HEALTH CARE WORKFORCE AND CULTURAL COMPETENCE In 2008, African Americans and Latinos accounted for 14 percent of medical school graduates, a number that does not currently reflect the Nation s population. The ACA has multiple sections within the law that are aimed at increasing the diversity within the primary care, dental, mental health, and long-term care workforce. The ACA invests in the development and evaluation of culturally competent curricula in educational training over the next five years.

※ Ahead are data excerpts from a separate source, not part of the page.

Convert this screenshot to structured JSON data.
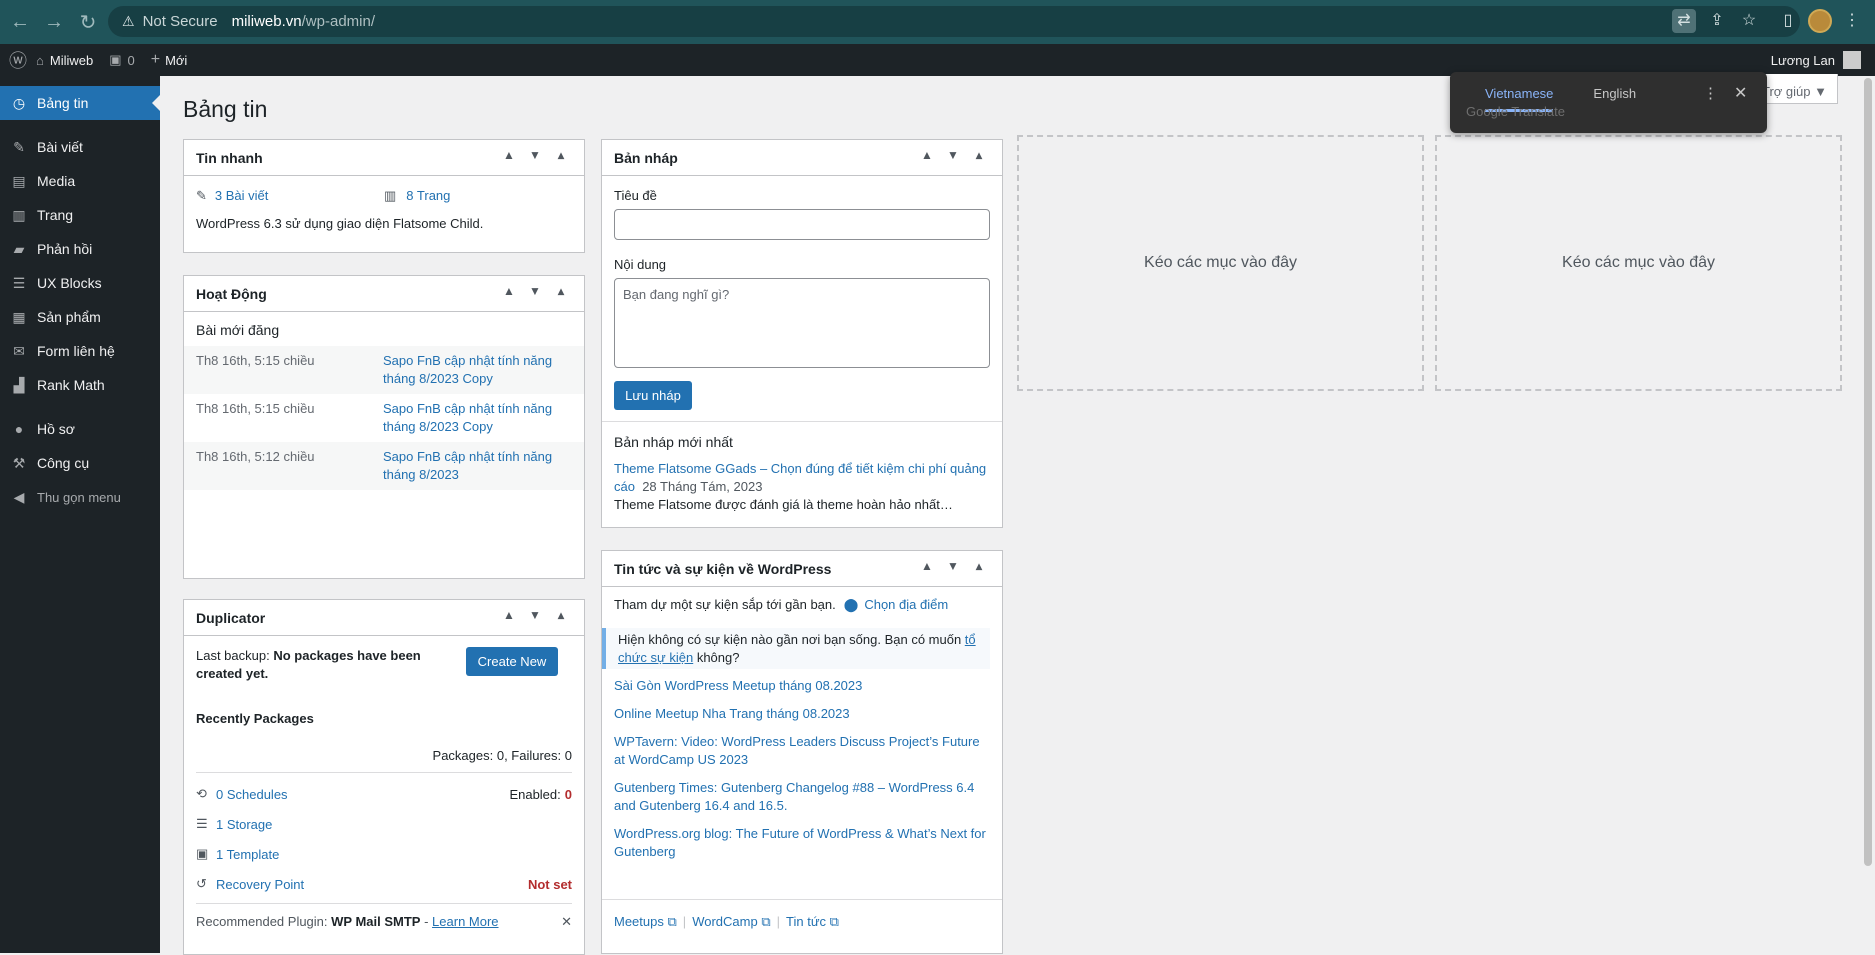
{
  "browser": {
    "not_secure": "Not Secure",
    "url_host": "miliweb.vn",
    "url_path": "/wp-admin/"
  },
  "adminbar": {
    "site": "Miliweb",
    "comments": "0",
    "new": "Mới",
    "user": "Lương Lan"
  },
  "translate": {
    "tab1": "Vietnamese",
    "tab2": "English",
    "brand": "Google Translate"
  },
  "sidebar": {
    "items": [
      {
        "label": "Bảng tin",
        "icon": "dashboard-icon"
      },
      {
        "label": "Bài viết",
        "icon": "pin-icon"
      },
      {
        "label": "Media",
        "icon": "media-icon"
      },
      {
        "label": "Trang",
        "icon": "page-icon"
      },
      {
        "label": "Phản hồi",
        "icon": "comment-icon"
      },
      {
        "label": "UX Blocks",
        "icon": "blocks-icon"
      },
      {
        "label": "Sản phẩm",
        "icon": "product-icon"
      },
      {
        "label": "Form liên hệ",
        "icon": "mail-icon"
      },
      {
        "label": "Rank Math",
        "icon": "chart-icon"
      },
      {
        "label": "Hồ sơ",
        "icon": "user-icon"
      },
      {
        "label": "Công cụ",
        "icon": "wrench-icon"
      },
      {
        "label": "Thu gọn menu",
        "icon": "collapse-icon"
      }
    ]
  },
  "page": {
    "title": "Bảng tin",
    "help": "Trợ giúp ▼"
  },
  "quick": {
    "title": "Tin nhanh",
    "posts": "3 Bài viết",
    "pages": "8 Trang",
    "theme_note": "WordPress 6.3 sử dụng giao diện Flatsome Child."
  },
  "activity": {
    "title": "Hoạt Động",
    "sub": "Bài mới đăng",
    "rows": [
      {
        "date": "Th8 16th, 5:15 chiều",
        "title": "Sapo FnB cập nhật tính năng tháng 8/2023 Copy"
      },
      {
        "date": "Th8 16th, 5:15 chiều",
        "title": "Sapo FnB cập nhật tính năng tháng 8/2023 Copy"
      },
      {
        "date": "Th8 16th, 5:12 chiều",
        "title": "Sapo FnB cập nhật tính năng tháng 8/2023"
      }
    ]
  },
  "duplicator": {
    "title": "Duplicator",
    "last_backup_label": "Last backup:",
    "last_backup_value": "No packages have been created yet.",
    "create": "Create New",
    "recent": "Recently Packages",
    "counts": "Packages: 0, Failures: 0",
    "schedules": "0 Schedules",
    "enabled_label": "Enabled:",
    "enabled_value": "0",
    "storage": "1 Storage",
    "template": "1 Template",
    "recovery": "Recovery Point",
    "not_set": "Not set",
    "rec_label": "Recommended Plugin:",
    "rec_plugin": "WP Mail SMTP",
    "rec_sep": " - ",
    "learn": "Learn More"
  },
  "draft": {
    "title": "Bản nháp",
    "title_label": "Tiêu đề",
    "content_label": "Nội dung",
    "content_placeholder": "Bạn đang nghĩ gì?",
    "save": "Lưu nháp",
    "latest": "Bản nháp mới nhất",
    "item_title": "Theme Flatsome GGads – Chọn đúng để tiết kiệm chi phí quảng cáo",
    "item_date": "28 Tháng Tám, 2023",
    "item_excerpt": "Theme Flatsome được đánh giá là theme hoàn hảo nhất…"
  },
  "news": {
    "title": "Tin tức và sự kiện về WordPress",
    "attend": "Tham dự một sự kiện sắp tới gần bạn.",
    "choose": "Chọn địa điểm",
    "notice_pre": "Hiện không có sự kiện nào gần nơi bạn sống. Bạn có muốn ",
    "notice_link": "tổ chức sự kiện",
    "notice_post": " không?",
    "links": [
      "Sài Gòn WordPress Meetup tháng 08.2023",
      "Online Meetup Nha Trang tháng 08.2023",
      "WPTavern: Video: WordPress Leaders Discuss Project’s Future at WordCamp US 2023",
      "Gutenberg Times: Gutenberg Changelog #88 – WordPress 6.4 and Gutenberg 16.4 and 16.5.",
      "WordPress.org blog: The Future of WordPress & What’s Next for Gutenberg"
    ],
    "foot": [
      "Meetups",
      "WordCamp",
      "Tin tức"
    ]
  },
  "drop": {
    "label": "Kéo các mục vào đây"
  }
}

COMMUNITY HEALTH CENTERS (CHCS) In 2009, the majority of community health center patients were racial and ethnic minorities; 34 percent of health center patients are Hispanic or Latino and 28 percent are African-American. The new law provides $11 billion over the next five years enabling community health centers to double the number of patients to 40 million by 2019. CHCs will play a key role in providing primary care and preventive services to newly insured minorities and historically underserved populations.
MATERNAL AND CHILD HEALTH The ACA provides funding $1.5 billion over five years for the Maternal, Infant and Early Childhood Home Visiting Programs. Regardless of whether a state plans to apply for this grant, each state must complete a needs assessment to identify at-risk communities in order to receive any Title V Maternal and Child Health Block Grant funds. Home visiting programs provide patient-centered support and education to individuals which can improve health literacy and ultimately, improve health outcomes.

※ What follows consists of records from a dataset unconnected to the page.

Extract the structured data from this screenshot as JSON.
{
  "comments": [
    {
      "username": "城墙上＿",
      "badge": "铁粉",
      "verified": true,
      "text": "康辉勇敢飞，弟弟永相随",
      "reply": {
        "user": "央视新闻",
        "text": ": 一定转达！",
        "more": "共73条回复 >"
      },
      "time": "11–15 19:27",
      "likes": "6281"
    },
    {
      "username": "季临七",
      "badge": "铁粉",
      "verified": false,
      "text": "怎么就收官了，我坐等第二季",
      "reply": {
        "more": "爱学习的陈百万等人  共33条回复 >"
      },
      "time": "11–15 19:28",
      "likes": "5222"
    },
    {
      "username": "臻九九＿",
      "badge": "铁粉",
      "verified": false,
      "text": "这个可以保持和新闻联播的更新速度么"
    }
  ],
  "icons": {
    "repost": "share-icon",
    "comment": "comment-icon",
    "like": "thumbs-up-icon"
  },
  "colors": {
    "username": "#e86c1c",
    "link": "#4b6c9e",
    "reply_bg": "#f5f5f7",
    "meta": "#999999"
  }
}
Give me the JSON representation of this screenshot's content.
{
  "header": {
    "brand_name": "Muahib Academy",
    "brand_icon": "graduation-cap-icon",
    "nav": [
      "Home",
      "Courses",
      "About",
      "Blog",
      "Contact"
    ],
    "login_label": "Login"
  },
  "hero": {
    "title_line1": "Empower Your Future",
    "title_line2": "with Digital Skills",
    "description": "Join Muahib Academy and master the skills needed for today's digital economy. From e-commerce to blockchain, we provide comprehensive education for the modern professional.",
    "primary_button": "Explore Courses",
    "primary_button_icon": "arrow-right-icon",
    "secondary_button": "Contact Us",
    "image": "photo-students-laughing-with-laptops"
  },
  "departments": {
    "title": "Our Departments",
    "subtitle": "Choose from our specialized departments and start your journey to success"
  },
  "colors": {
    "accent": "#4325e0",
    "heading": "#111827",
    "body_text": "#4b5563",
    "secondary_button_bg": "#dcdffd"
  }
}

AFRICAN AMERICAN HEALTH DISPARITIES: Include but are not limited to: Heart Disease Stroke HIV/AIDS (1993 to 2013) Chronic Lower Respiratory Disease (Asthma) Septicemia Cancer Hypertension and Diabetes Nephritis, (Kidney Diseases) Homicide Alzheimer's Disease www.cdc.gov/minorityhealth/brochures/baa.pdf
HOW YOU CAN AFFECT CHANGE The house is on fire and many are arguing about whether we are going to use water or high pressure foam.
WHO ARE THE FIREMEN? Politicians Health Care Professionals Media Those citizens who have not read the Affordable Care Act but have an opinion.
WHAT DO WE TELL THE FIREMEN? Whether we agree with the ACA or not, those who are most at risk, those who are inside of the burning building, need our help now. The ACA provides those at the greatest risk, the tools and opportunity to fight against many chronic diseases. Unless you have a better plan to extinguish the fire, the ACA is moving forward.